The kid moaned, earning him another kick from Pedro.
“Stop.” The firmness of my voice surprised even me.
Pedro grinned, showing two rows of pristine, clean teeth. Corruption at least paid well enough for dental checkups. “Or you’ll do what, Thursday?” he asked.
Good question. If Pedro didn’t want to stop the beating, he didn’t have to. Despite people filming him, Pedro could kill the kid and know there would be little to no repercussions from higher ups. They had a number of ways they could spin a story like this so that Pedro came out clean. Their favorite as
of late was to have the newspapers publish editorials of how the Americans that came to Juarez for the cheap beers were to blame for the drug business that had recently swept up the entire state of Chihuahua. How without the Americans and their money there wouldn’t be as much of a demand for the drugs that the cartels passed through the border every day. And many Mexicans, especially the ones that served, cooked, or worked for Americans either here in Juarez or across the border Paso ate it all up.
So I briefly considered heading back inside the bar before I made things any worse, when I caught another glimpse of the phone cameras and got an idea.
“Walk away or I make sure that people see the video,” I leaned in and whispered to Pedro.

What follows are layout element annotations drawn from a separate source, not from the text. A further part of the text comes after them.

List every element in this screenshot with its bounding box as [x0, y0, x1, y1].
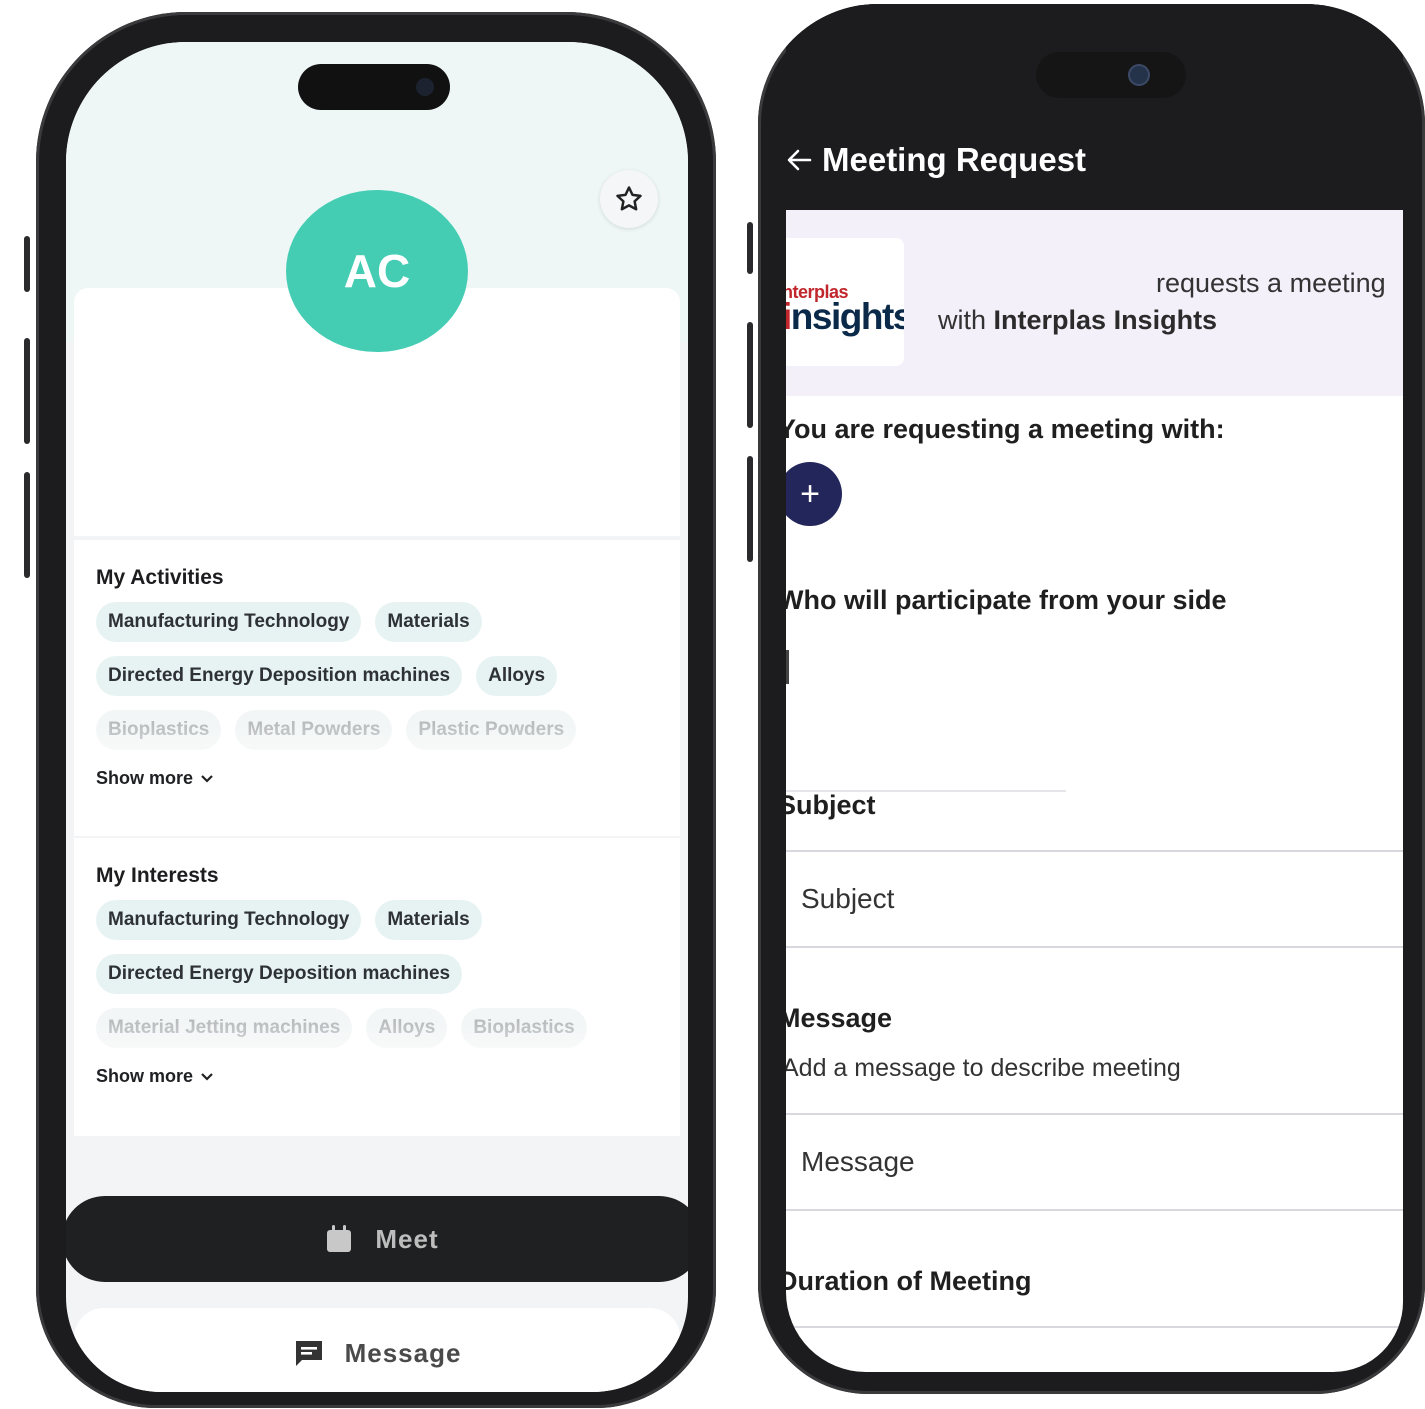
meeting-phone-frame: Meeting Request nterplas insights reques…	[758, 4, 1425, 1394]
with-company-text: with Interplas Insights	[938, 305, 1218, 335]
chip[interactable]: Bioplastics	[96, 710, 222, 750]
my-interests-section: My Interests Manufacturing Technology Ma…	[74, 838, 680, 1136]
chip[interactable]: Manufacturing Technology	[96, 900, 362, 940]
show-more-label: Show more	[96, 768, 194, 788]
message-field[interactable]	[786, 1113, 1403, 1211]
front-camera-icon	[1130, 66, 1148, 84]
message-helper-text: Add a message to describe meeting	[786, 1054, 1181, 1082]
meet-button-label: Meet	[375, 1223, 439, 1254]
duration-label: Duration of Meeting	[786, 1266, 1032, 1296]
phone-volume-up-button	[747, 322, 753, 428]
scroll-indicator	[786, 650, 789, 684]
my-activities-section: My Activities Manufacturing Technology M…	[74, 540, 680, 836]
page-title: Meeting Request	[822, 141, 1087, 178]
plus-icon: +	[800, 474, 820, 513]
chip[interactable]: Directed Energy Deposition machines	[96, 656, 463, 696]
dynamic-island	[1036, 52, 1186, 98]
subject-input[interactable]	[786, 852, 1403, 946]
meet-button[interactable]: Meet	[66, 1196, 688, 1282]
message-input[interactable]	[786, 1115, 1403, 1209]
show-more-activities-button[interactable]: Show more	[96, 768, 680, 789]
logo-text-main: insights	[786, 296, 904, 337]
requesting-label: You are requesting a meeting with:	[786, 414, 1225, 444]
phone-volume-down-button	[747, 456, 753, 562]
chip[interactable]: Alloys	[366, 1008, 448, 1048]
avatar-initials: AC	[343, 245, 411, 297]
app-bar: Meeting Request	[786, 110, 1403, 210]
company-name: Interplas Insights	[993, 305, 1218, 335]
meeting-request-screen: Meeting Request nterplas insights reques…	[786, 110, 1403, 1372]
request-banner: nterplas insights requests a meeting wit…	[786, 210, 1403, 396]
favorite-button[interactable]	[600, 170, 658, 228]
message-label: Message	[786, 1003, 893, 1033]
chip[interactable]: Directed Energy Deposition machines	[96, 954, 463, 994]
section-title-activities: My Activities	[96, 566, 224, 589]
chevron-down-icon	[201, 1072, 213, 1081]
requests-text: requests a meeting	[1156, 268, 1386, 298]
avatar: AC	[286, 190, 468, 352]
phone-side-button	[24, 236, 30, 292]
section-title-interests: My Interests	[96, 864, 219, 887]
subject-label: Subject	[786, 790, 876, 820]
star-outline-icon	[616, 186, 642, 211]
message-button-label: Message	[344, 1337, 462, 1368]
dynamic-island	[298, 64, 450, 110]
chip[interactable]: Alloys	[476, 656, 558, 696]
status-bar-area	[786, 4, 1403, 110]
phone-side-button	[747, 222, 753, 274]
phone-volume-up-button	[24, 338, 30, 444]
chevron-down-icon	[201, 774, 213, 783]
arrow-left-icon	[787, 149, 812, 171]
chip[interactable]: Materials	[375, 900, 482, 940]
company-logo: nterplas insights	[786, 238, 904, 366]
profile-screen: AC My Activities Manufacturing Technolog…	[66, 42, 688, 1392]
add-attendee-button[interactable]: +	[786, 462, 842, 526]
chip[interactable]: Metal Powders	[235, 710, 393, 750]
message-button[interactable]: Message	[74, 1308, 680, 1392]
phone-volume-down-button	[24, 472, 30, 578]
chip[interactable]: Manufacturing Technology	[96, 602, 362, 642]
show-more-interests-button[interactable]: Show more	[96, 1066, 680, 1087]
subject-field[interactable]	[786, 850, 1403, 948]
interests-chips: Manufacturing Technology Materials Direc…	[86, 900, 666, 1058]
profile-phone-frame: AC My Activities Manufacturing Technolog…	[24, 12, 716, 1408]
chip[interactable]: Material Jetting machines	[96, 1008, 353, 1048]
divider	[786, 1326, 1403, 1328]
chip[interactable]: Plastic Powders	[406, 710, 577, 750]
participate-label: Who will participate from your side	[786, 585, 1227, 615]
chip[interactable]: Materials	[375, 602, 482, 642]
chat-bubble-icon	[295, 1341, 322, 1366]
activities-chips: Manufacturing Technology Materials Direc…	[86, 602, 666, 760]
front-camera-icon	[416, 78, 434, 96]
show-more-label: Show more	[96, 1066, 194, 1086]
calendar-icon	[327, 1225, 352, 1252]
chip[interactable]: Bioplastics	[461, 1008, 587, 1048]
back-button[interactable]	[786, 140, 822, 180]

A good lie is all about presentation. The best ones work because they’re served in the most direct manner possible. The gambits and elaborate con games that you see in movies and televisions rarely work in real life, because people are too lazy to follow along and keep track of all the deceit. The best way to lie is straight to the person’s face, starting off with something so small and inconsequential that like a fish to bait, they can’t help but be hooked from the start.
What the hell are you talking?”
“Walk away or people get to see you go into Gabriela’s apartment.” I crouched next to the kid and looked him over, noting that most of Pedro’s work had gone into the stomach and sides, which, if there was no internal bleeding, would be a good thing for the kid-easier to hide those types of bruises. I also knew that Pedro was looking down at me, so I added, “I’m sorry, does he go by Gabriel when he’s off duty?”
Juarez had its share of prostitutes, most of them congregating around el centro. They came out once the sun went down and the neon signs of the discotecas came on, flocks of them slowing down traffic and milling around sidewalks or venturing out to the streets, car horns drowning out the high heels pounding the pavements. And out of all the prostitutes, Gabriela was, if not the most well-known, certainly one that stood out just by sight alone. Easy to do when you were 6’2 and wore an extra four inches of heels. Then there was the fact that no amount of make up or eye catching wigs could hide her Adam’s apple.